The second Ken Loach film on this list focuses on a family struggling to keep their heads above water in the aftermath of the 2008 Global Financial Crash. Ricky (Kris Hitchen) is given the opportunity to run a franchise as a delivery driver, but his new job requires a van, which comes at the expense of the family car used by his wife Abbey (Debbie Honeywood) in her job as a carer. The couple face mounting pressures as the strain of their jobs begin to take a toll, compounded by their son Seb's (Rhys Stone) delinquency.

Sorry We Missed You is a no frills depiction of the lives of working people suffocated by debt and plagued by misfortune, and as Reece Goodwin (ACMI) wrote in 2019: "as an audience member you’ll most likely be complicit in some way, so be prepared to delete your Uber Eats app, post-film."

Viewing options for Sorry We Missed You

This is England (2006)

Set in the early 80s somewhere in the Midlands, Shane Meadows’ This is England depicts an era in the UK when skinheads, a subculture whose roots are in Caribbean culture and music, were slowly being infiltrated and co-opted by white nationalists.
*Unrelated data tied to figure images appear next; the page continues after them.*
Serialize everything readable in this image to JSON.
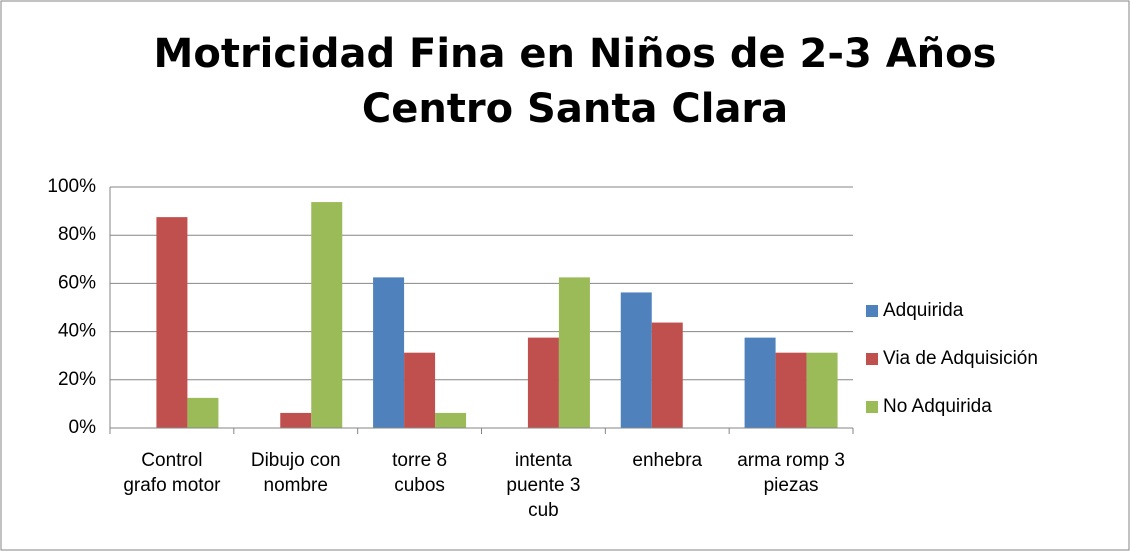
{
  "chart_data": {
    "type": "bar",
    "title": "Motricidad Fina en Niños de 2-3 Años Centro Santa Clara",
    "categories": [
      "Control grafo motor",
      "Dibujo con nombre",
      "torre 8 cubos",
      "intenta puente 3 cub",
      "enhebra",
      "arma romp 3 piezas"
    ],
    "series": [
      {
        "name": "Adquirida",
        "color": "#4f81bd",
        "values": [
          0,
          0,
          62.5,
          0,
          56.25,
          37.5
        ]
      },
      {
        "name": "Via de Adquisición",
        "color": "#c0504d",
        "values": [
          87.5,
          6.25,
          31.25,
          37.5,
          43.75,
          31.25
        ]
      },
      {
        "name": "No Adquirida",
        "color": "#9bbb59",
        "values": [
          12.5,
          93.75,
          6.25,
          62.5,
          0,
          31.25
        ]
      }
    ],
    "ylim": [
      0,
      100
    ],
    "yticks": [
      {
        "value": 0,
        "label": "0%"
      },
      {
        "value": 20,
        "label": "20%"
      },
      {
        "value": 40,
        "label": "40%"
      },
      {
        "value": 60,
        "label": "60%"
      },
      {
        "value": 80,
        "label": "80%"
      },
      {
        "value": 100,
        "label": "100%"
      }
    ],
    "grid": true,
    "legend": "right"
  }
}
Our protagonist is 13-year-old Shaun (Thomas Turgoose), who is ingratiated into a gang of young skinheads – each member as colourful as the next, with names like 'Lol', 'Milky' and 'Smell' – that splits when the sociopathic 'Combo' (played by a menacing Stephen Graham) returns on the scene after serving a prison sentence.
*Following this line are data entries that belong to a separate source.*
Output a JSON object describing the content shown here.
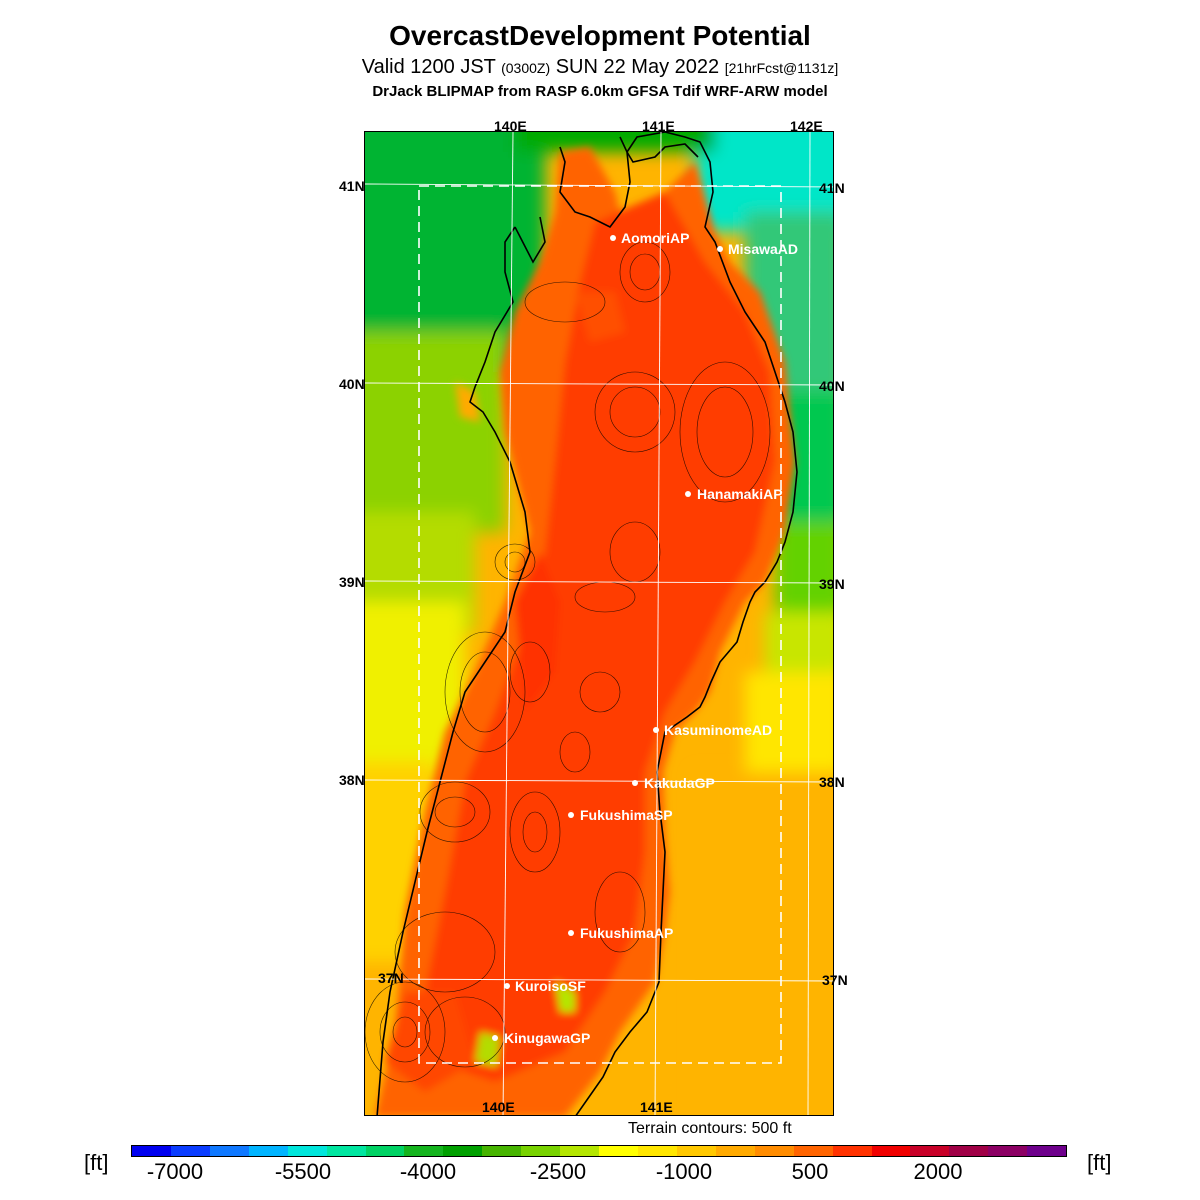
{
  "header": {
    "title": "OvercastDevelopment Potential",
    "valid_prefix": "Valid 1200 JST",
    "valid_zulu": "(0300Z)",
    "valid_date": "SUN 22 May 2022",
    "forecast": "[21hrFcst@1131z]",
    "model": "DrJack BLIPMAP from RASP 6.0km GFSA Tdif WRF-ARW model"
  },
  "map": {
    "lon_labels_top": [
      "140E",
      "141E",
      "142E"
    ],
    "lon_labels_bottom": [
      "140E",
      "141E"
    ],
    "lat_labels_left": [
      "41N",
      "40N",
      "39N",
      "38N",
      "37N"
    ],
    "lat_labels_right": [
      "41N",
      "40N",
      "39N",
      "38N",
      "37N"
    ],
    "terrain_note": "Terrain contours: 500 ft",
    "sites": [
      {
        "name": "AomoriAP"
      },
      {
        "name": "MisawaAD"
      },
      {
        "name": "HanamakiAP"
      },
      {
        "name": "KasuminomeAD"
      },
      {
        "name": "KakudaGP"
      },
      {
        "name": "FukushimaSP"
      },
      {
        "name": "FukushimaAP"
      },
      {
        "name": "KuroisoSF"
      },
      {
        "name": "KinugawaGP"
      }
    ]
  },
  "colorbar": {
    "unit_left": "[ft]",
    "unit_right": "[ft]",
    "tick_labels": [
      "-7000",
      "-5500",
      "-4000",
      "-2500",
      "-1000",
      "500",
      "2000"
    ],
    "colors": [
      "#0000f0",
      "#0a3cff",
      "#0f78ff",
      "#00b4ff",
      "#00e6dc",
      "#00e6a0",
      "#00d264",
      "#14b41e",
      "#00a000",
      "#46b400",
      "#78d200",
      "#b4e600",
      "#ffff00",
      "#ffe600",
      "#ffc800",
      "#ffaa00",
      "#ff8c00",
      "#ff6400",
      "#ff3200",
      "#f00000",
      "#c80028",
      "#a00046",
      "#8c0064",
      "#6e008c"
    ]
  },
  "chart_data": {
    "type": "heatmap",
    "title": "OvercastDevelopment Potential",
    "unit": "ft",
    "colorbar_range": [
      -8000,
      3500
    ],
    "colorbar_ticks": [
      -7000,
      -5500,
      -4000,
      -2500,
      -1000,
      500,
      2000
    ],
    "lon_ticks": [
      140,
      141,
      142
    ],
    "lat_ticks": [
      37,
      38,
      39,
      40,
      41
    ]
  }
}
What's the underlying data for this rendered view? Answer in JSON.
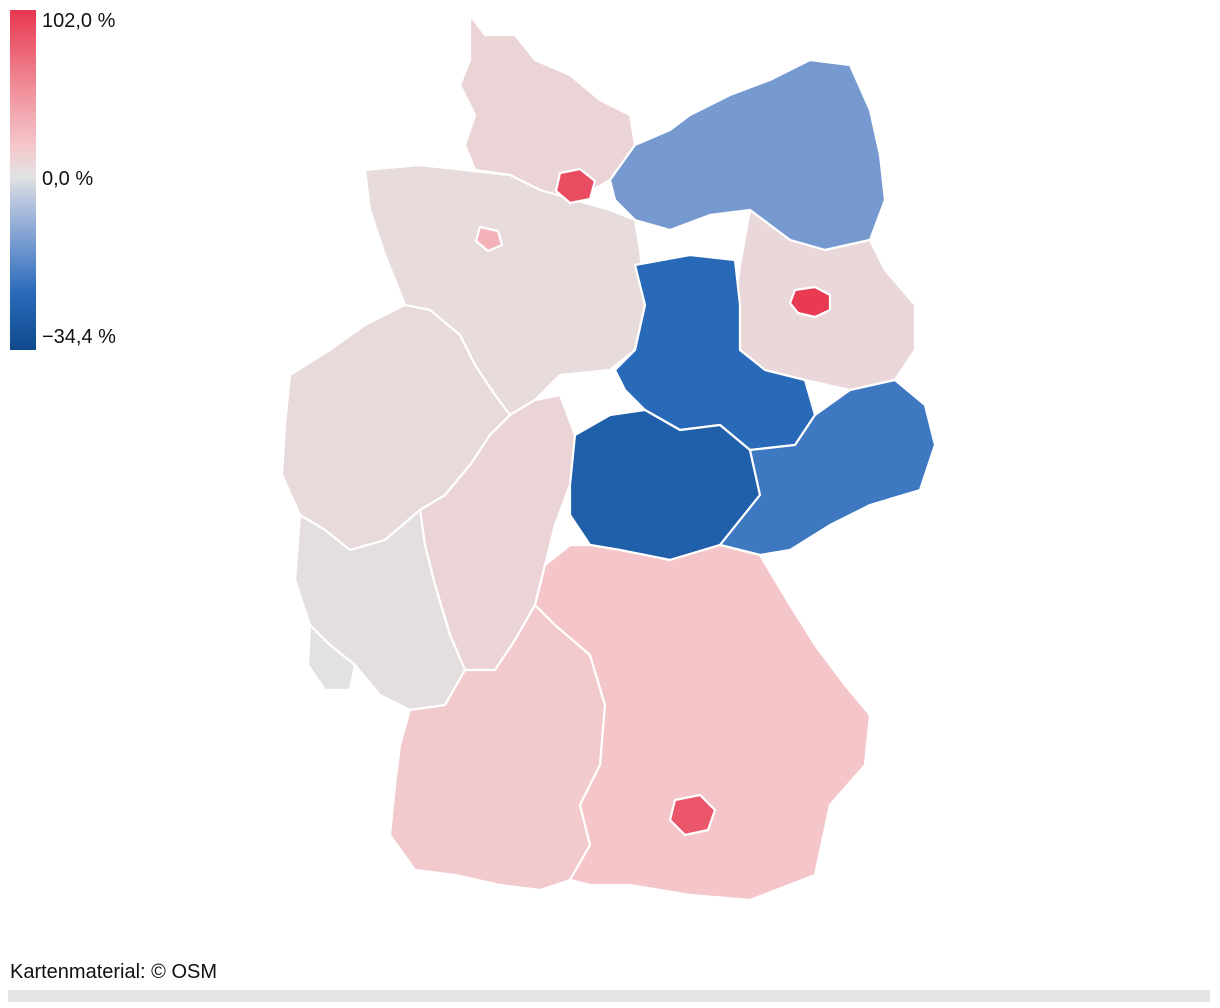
{
  "legend": {
    "max_label": "102,0 %",
    "mid_label": "0,0 %",
    "min_label": "−34,4 %",
    "max_value": 102.0,
    "mid_value": 0.0,
    "min_value": -34.4,
    "colors": {
      "max": "#e83750",
      "high": "#f08a96",
      "light_high": "#f4c7cb",
      "neutral": "#e2e2e2",
      "light_low": "#b9c6de",
      "low": "#6f96cf",
      "mid_low": "#2a6bbb",
      "min": "#0f4a8c"
    }
  },
  "map": {
    "region_values": {
      "schleswig_holstein": 8,
      "hamburg": 90,
      "mecklenburg_vorpommern": -18,
      "brandenburg": 6,
      "berlin": 100,
      "niedersachsen": 4,
      "bremen": 30,
      "sachsen_anhalt": -28,
      "nordrhein_westfalen": 5,
      "hessen": 8,
      "thueringen": -30,
      "sachsen": -25,
      "rheinland_pfalz": 2,
      "saarland": 0,
      "baden_wuerttemberg": 14,
      "bayern": 16,
      "muenchen": 85
    }
  },
  "footer": {
    "credit": "Kartenmaterial: © OSM"
  }
}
Meadows’ sympathetic film shines a light on young working-class people stuck in cycles of abuse inflicted by their government (Thatcher again) and their parents. It’s a harrowing yet essential watch.
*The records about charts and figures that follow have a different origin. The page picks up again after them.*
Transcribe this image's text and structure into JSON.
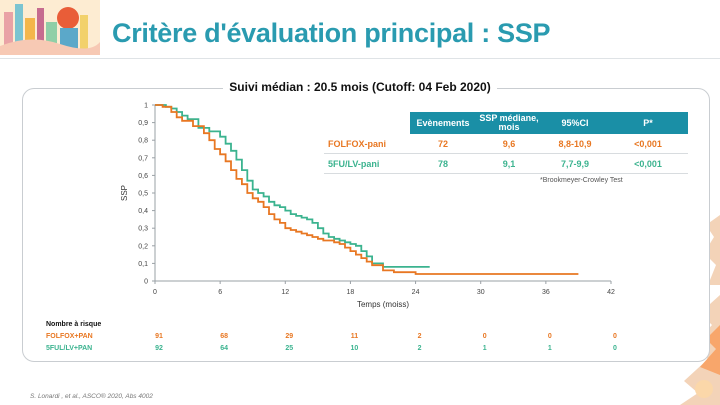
{
  "slide": {
    "title": "Critère d'évaluation principal : SSP",
    "citation": "S. Lonardi , et al., ASCO® 2020, Abs 4002"
  },
  "colors": {
    "folfox": "#e87722",
    "fu": "#3bb38f",
    "accent": "#2a9bb0",
    "header": "#1a8fa6"
  },
  "chart_data": {
    "type": "line",
    "title": "Suivi médian : 20.5 mois (Cutoff: 04 Feb 2020)",
    "xlabel": "Temps (moiss)",
    "ylabel": "SSP",
    "xlim": [
      0,
      42
    ],
    "ylim": [
      0,
      1
    ],
    "xticks": [
      "0",
      "6",
      "12",
      "18",
      "24",
      "30",
      "36",
      "42"
    ],
    "yticks": [
      "0",
      "0,1",
      "0,2",
      "0,3",
      "0,4",
      "0,5",
      "0,6",
      "0,7",
      "0,8",
      "0,9",
      "1"
    ],
    "grid": false,
    "series": [
      {
        "name": "FOLFOX-pani",
        "color": "#e87722",
        "x": [
          0,
          0.7,
          1.5,
          2,
          2.5,
          3.5,
          4.5,
          5,
          5.5,
          6,
          6.5,
          7,
          7.5,
          8,
          8.5,
          9,
          9.5,
          10,
          10.5,
          11,
          11.5,
          12,
          12.5,
          13,
          13.5,
          14,
          14.5,
          15,
          15.5,
          16,
          16.5,
          17,
          17.5,
          18,
          18.5,
          19,
          19.5,
          20,
          21,
          22,
          24,
          26,
          28,
          30,
          34,
          36,
          38,
          39
        ],
        "y": [
          1,
          0.99,
          0.96,
          0.93,
          0.91,
          0.88,
          0.84,
          0.8,
          0.75,
          0.72,
          0.68,
          0.63,
          0.58,
          0.55,
          0.5,
          0.47,
          0.45,
          0.42,
          0.38,
          0.35,
          0.33,
          0.3,
          0.29,
          0.28,
          0.27,
          0.26,
          0.25,
          0.24,
          0.23,
          0.23,
          0.22,
          0.21,
          0.19,
          0.17,
          0.15,
          0.13,
          0.11,
          0.09,
          0.06,
          0.05,
          0.04,
          0.04,
          0.04,
          0.04,
          0.04,
          0.04,
          0.04,
          0.04
        ]
      },
      {
        "name": "5FU/LV-pani",
        "color": "#3bb38f",
        "x": [
          0,
          1,
          1.5,
          2,
          2.5,
          3,
          4,
          5,
          6,
          6.5,
          7,
          7.5,
          8,
          8.5,
          9,
          9.5,
          10,
          10.5,
          11,
          11.5,
          12,
          12.5,
          13,
          13.5,
          14,
          14.5,
          15,
          15.5,
          16,
          16.5,
          17,
          17.5,
          18,
          18.5,
          19,
          19.5,
          20,
          21,
          22,
          23,
          24,
          25,
          25.3
        ],
        "y": [
          1,
          0.99,
          0.98,
          0.96,
          0.94,
          0.92,
          0.87,
          0.85,
          0.82,
          0.78,
          0.74,
          0.69,
          0.63,
          0.57,
          0.52,
          0.5,
          0.48,
          0.45,
          0.43,
          0.42,
          0.4,
          0.38,
          0.37,
          0.36,
          0.35,
          0.33,
          0.3,
          0.27,
          0.25,
          0.24,
          0.23,
          0.22,
          0.21,
          0.2,
          0.17,
          0.14,
          0.1,
          0.08,
          0.08,
          0.08,
          0.08,
          0.08,
          0.08
        ]
      }
    ],
    "table": {
      "headers": [
        "Evènements",
        "SSP médiane, mois",
        "95%CI",
        "P*"
      ],
      "rows": [
        {
          "label": "FOLFOX-pani",
          "values": [
            "72",
            "9,6",
            "8,8-10,9",
            "<0,001"
          ]
        },
        {
          "label": "5FU/LV-pani",
          "values": [
            "78",
            "9,1",
            "7,7-9,9",
            "<0,001"
          ]
        }
      ],
      "footnote": "*Brookmeyer-Crowley Test"
    },
    "at_risk": {
      "title": "Nombre à risque",
      "rows": [
        {
          "label": "FOLFOX+PAN",
          "values": [
            "91",
            "68",
            "29",
            "11",
            "2",
            "0",
            "0",
            "0"
          ]
        },
        {
          "label": "5FUL/LV+PAN",
          "values": [
            "92",
            "64",
            "25",
            "10",
            "2",
            "1",
            "1",
            "0"
          ]
        }
      ]
    }
  }
}
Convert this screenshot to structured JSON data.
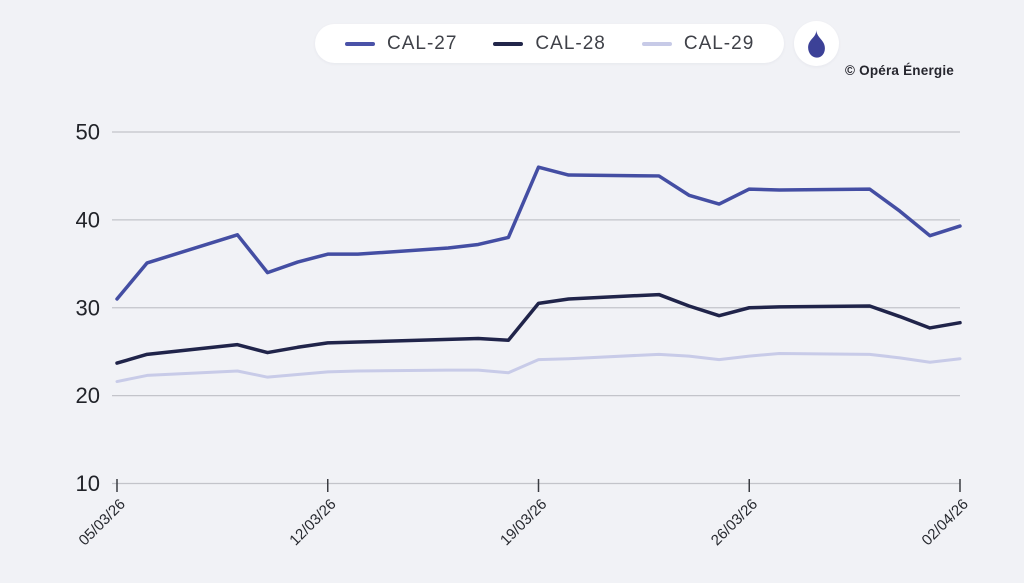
{
  "legend": {
    "items": [
      {
        "label": "CAL-27",
        "color": "#4A52A8"
      },
      {
        "label": "CAL-28",
        "color": "#22264A"
      },
      {
        "label": "CAL-29",
        "color": "#C7CAE7"
      }
    ],
    "icon": {
      "name": "flame-icon",
      "color": "#3C4197",
      "background": "#FFFFFF"
    }
  },
  "credit": "© Opéra Énergie",
  "chart_data": {
    "type": "line",
    "title": "",
    "xlabel": "",
    "ylabel": "",
    "ylim": [
      10,
      50
    ],
    "y_ticks": [
      10,
      20,
      30,
      40,
      50
    ],
    "grid": true,
    "legend_position": "top",
    "x_tick_labels": [
      "05/03/26",
      "12/03/26",
      "19/03/26",
      "26/03/26",
      "02/04/26"
    ],
    "x_tick_days": [
      0,
      7,
      14,
      21,
      28
    ],
    "x_days": [
      0,
      1,
      4,
      5,
      6,
      7,
      8,
      11,
      12,
      13,
      14,
      15,
      18,
      19,
      20,
      21,
      22,
      25,
      26,
      27,
      28
    ],
    "series": [
      {
        "name": "CAL-27",
        "color": "#444EA3",
        "width": 3.5,
        "values": [
          31.0,
          35.1,
          38.3,
          34.0,
          35.2,
          36.1,
          36.1,
          36.8,
          37.2,
          38.0,
          46.0,
          45.1,
          45.0,
          42.8,
          41.8,
          43.5,
          43.4,
          43.5,
          41.0,
          38.2,
          39.3
        ]
      },
      {
        "name": "CAL-28",
        "color": "#20244A",
        "width": 3.5,
        "values": [
          23.7,
          24.7,
          25.8,
          24.9,
          25.5,
          26.0,
          26.1,
          26.4,
          26.5,
          26.3,
          30.5,
          31.0,
          31.5,
          30.2,
          29.1,
          30.0,
          30.1,
          30.2,
          29.0,
          27.7,
          28.3
        ]
      },
      {
        "name": "CAL-29",
        "color": "#C8CBE8",
        "width": 3,
        "values": [
          21.6,
          22.3,
          22.8,
          22.1,
          22.4,
          22.7,
          22.8,
          22.9,
          22.9,
          22.6,
          24.1,
          24.2,
          24.7,
          24.5,
          24.1,
          24.5,
          24.8,
          24.7,
          24.3,
          23.8,
          24.2
        ]
      }
    ],
    "colors": {
      "background": "#F1F2F6",
      "grid": "#C3C4CA",
      "axis_tick": "#3A3C42",
      "y_tick_label": "#212329",
      "x_tick_label": "#26282E"
    }
  }
}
Viewing options for This is England

The Last Tree (2019)

Nominated for the Grand Jury Prize at the 2019 Sundance Film Festival, Shola Amoo’s semi-autobiographical feature focuses on a young boy caught between different mothers and backgrounds. Femi (Samuel Adewunmi), a British boy of Nigerian heritage, enjoys a happy childhood in rural England where he is raised by his white foster mother Mary (Denise Black) — until his birth mother Yinka (Gbemisola Ikumelo) reclaims him and deposits him into a much different life in her small inner-London flat. With little emotional bond to his biological mother and no remembrance of their cultural heritage, Femi struggles to adapt.

Featuring stunning cinematography evocative of Barry Jenkins’ Moonlight, The Last Tree ponders on what it means to be a young, black male in modern Britain.